Une reconnaissance UTAC
Plusieurs boîtiers d’adaptation au carburant E85 sont homologués par l’UTAC et reconnus pour bénéficier des avantages fiscaux sur les cartes grises et les taxes sur les sociétés. Cette homologation n’apporte aucun avantage sur le contrôle technique. Lors de l’homologation des véhicules «flex fuel», les mesures de pollution sont même réalisées 2 fois, avec de l’essence traditionnelle et avec l’E85. Si la consommation est légèrement supérieure (+10 à 15%), les émissions de CO2 et des autres polluants restent dans des valeurs normales.
Et le mécano ?
Comment le mécano doit appréhender le montage d’un boîtier E85 ? Pour ce qui est des autres équipements du moteur, aucun changement n’intervient.
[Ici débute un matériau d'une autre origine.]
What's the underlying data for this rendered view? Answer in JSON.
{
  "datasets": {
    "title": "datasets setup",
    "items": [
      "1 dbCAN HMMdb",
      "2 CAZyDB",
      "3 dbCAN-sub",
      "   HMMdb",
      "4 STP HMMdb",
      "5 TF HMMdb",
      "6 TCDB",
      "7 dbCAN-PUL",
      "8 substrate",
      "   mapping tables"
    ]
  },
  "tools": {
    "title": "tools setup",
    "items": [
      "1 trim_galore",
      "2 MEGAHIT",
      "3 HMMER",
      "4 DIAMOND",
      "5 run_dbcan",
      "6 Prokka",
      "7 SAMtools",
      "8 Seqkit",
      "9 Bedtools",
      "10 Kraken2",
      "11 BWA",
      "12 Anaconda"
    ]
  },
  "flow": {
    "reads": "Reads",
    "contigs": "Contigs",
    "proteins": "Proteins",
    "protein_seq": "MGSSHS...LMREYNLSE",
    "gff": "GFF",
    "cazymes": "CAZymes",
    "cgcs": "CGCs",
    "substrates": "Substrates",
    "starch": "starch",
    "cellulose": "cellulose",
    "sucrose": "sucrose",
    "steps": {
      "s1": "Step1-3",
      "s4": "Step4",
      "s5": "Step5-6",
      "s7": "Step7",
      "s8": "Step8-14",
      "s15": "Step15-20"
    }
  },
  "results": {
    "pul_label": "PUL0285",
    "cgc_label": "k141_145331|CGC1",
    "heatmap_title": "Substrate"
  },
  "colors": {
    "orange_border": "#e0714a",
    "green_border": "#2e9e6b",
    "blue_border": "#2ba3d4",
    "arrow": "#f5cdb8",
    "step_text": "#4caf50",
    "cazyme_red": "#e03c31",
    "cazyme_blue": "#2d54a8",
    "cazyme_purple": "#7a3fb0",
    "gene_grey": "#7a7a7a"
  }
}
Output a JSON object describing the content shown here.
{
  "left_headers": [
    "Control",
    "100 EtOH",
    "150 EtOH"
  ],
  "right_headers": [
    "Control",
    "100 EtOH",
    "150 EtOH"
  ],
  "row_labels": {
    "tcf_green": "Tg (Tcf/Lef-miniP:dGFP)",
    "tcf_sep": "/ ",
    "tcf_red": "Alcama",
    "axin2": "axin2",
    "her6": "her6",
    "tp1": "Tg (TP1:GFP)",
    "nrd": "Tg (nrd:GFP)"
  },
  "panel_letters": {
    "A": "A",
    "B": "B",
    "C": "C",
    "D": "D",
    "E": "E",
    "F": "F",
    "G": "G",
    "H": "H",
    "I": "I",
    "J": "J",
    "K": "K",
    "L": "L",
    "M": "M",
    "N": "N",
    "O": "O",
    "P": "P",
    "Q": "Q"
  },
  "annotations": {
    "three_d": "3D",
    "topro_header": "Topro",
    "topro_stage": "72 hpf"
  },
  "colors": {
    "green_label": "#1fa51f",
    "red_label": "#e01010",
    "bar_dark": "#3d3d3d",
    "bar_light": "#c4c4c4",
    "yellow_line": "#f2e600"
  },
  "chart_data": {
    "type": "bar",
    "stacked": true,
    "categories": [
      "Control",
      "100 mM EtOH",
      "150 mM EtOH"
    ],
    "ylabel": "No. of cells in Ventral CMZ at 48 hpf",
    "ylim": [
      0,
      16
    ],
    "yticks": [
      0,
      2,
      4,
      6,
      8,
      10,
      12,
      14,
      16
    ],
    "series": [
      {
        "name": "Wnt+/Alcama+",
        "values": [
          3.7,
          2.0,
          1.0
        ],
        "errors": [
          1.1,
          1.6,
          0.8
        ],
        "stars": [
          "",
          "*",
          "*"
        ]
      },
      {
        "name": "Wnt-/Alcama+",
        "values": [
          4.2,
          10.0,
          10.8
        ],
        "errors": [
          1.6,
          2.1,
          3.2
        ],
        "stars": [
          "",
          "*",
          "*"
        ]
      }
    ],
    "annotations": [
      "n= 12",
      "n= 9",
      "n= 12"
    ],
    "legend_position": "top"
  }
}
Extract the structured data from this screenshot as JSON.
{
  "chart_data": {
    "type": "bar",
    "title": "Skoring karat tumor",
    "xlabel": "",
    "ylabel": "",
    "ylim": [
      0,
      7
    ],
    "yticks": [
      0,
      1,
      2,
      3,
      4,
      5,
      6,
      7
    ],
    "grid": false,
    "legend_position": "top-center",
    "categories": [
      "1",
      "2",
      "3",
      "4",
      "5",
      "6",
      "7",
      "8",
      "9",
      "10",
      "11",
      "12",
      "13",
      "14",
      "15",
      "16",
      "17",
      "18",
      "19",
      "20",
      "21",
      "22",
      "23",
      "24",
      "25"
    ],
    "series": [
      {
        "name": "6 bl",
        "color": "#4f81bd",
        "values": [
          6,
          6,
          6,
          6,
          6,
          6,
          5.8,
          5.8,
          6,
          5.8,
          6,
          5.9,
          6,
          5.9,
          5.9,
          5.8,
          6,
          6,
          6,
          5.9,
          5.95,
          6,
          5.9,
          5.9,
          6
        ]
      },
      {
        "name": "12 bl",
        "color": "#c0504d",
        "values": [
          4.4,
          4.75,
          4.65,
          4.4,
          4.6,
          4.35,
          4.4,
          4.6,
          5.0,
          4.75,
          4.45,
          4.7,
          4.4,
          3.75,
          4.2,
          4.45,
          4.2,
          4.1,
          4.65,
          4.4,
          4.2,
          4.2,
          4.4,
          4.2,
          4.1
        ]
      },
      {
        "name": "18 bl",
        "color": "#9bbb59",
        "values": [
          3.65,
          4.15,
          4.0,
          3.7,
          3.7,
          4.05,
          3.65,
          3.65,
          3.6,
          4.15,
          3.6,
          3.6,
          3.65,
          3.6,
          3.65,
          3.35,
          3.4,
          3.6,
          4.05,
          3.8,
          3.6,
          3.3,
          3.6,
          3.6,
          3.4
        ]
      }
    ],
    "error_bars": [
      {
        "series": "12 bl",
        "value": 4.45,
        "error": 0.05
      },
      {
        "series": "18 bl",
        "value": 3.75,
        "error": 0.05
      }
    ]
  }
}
En cas de problème moteur, le diagnostic se fera à l’identique. La commande d’injection est inchangée et la correction effectuée se fait en toute transparence, les paramètres relevés ne sont pas changés. Se découvrir une ambition de poseur n’est donc pas insurmontable. FlexFuel assure la formation, le suivi et l’assistance de son réseau d’installateurs (tous des réparateurs). Le boîtier est facturé à partir de 700 euros au client, monté et réglé, et apporte au garage environ deux heures de main d’œuvre.
Parole d’expert
Julian Kashdan, Chef du département Systèmes de combustion et adéquation carburants à l’IFPEN, Laurie Stark, chef de projet adéquation moteur-carburant à l’IFPEN.«IFP Energies nouvelles (IFPEN) est un acteur majeur de la recherche et de l’innovation dans le domaine du transport et travaille notamment au développement de nouveaux couples moteur/carburant à faibles émissions et à forte efficacité énergétique.Un des paramètres-clé pour les carburants est le pouvoir énergétique, qui représente la quantité d’énergie dégagée par unité de masse ou de volume du carburant lors de sa combustion. Or l’éthanol a un pouvoir énergétique plus faible que l’essence à cause de l’oxygène présent dans la structure chimique. Ainsi pour brûler à la stœchiométrie, il faut mettre plus de carburant.Un second paramètre d’importance pour les moteurs essence est l’indice d’octane qui représente la capacité du carburant à résister à l’auto-inflammation. Les carburants à haut indice d’octane sont donc ceux recherchés, ce qui est le cas de l’éthanol.Les boîtiers agissent en corrigeant, donc en augmentant, les masses injectées de carburant pour compenser la perte en pouvoir énergétique de l’éthanol. Cependant tout l’intérêt de l’éthanol n’est pas mis à profit avec les boîtiers car il n’y a pas de correction de phasage à l’injection qui permettrait de bénéficier de l’octane plus élevée, bénéfique pour un gain en rendement. Les boîtiers permettent l’utilisation du carburant E85 en parant au principal effet perturbateur de l’éthanol, mais n’exploitent pas au maximum tous les gains potentiels.»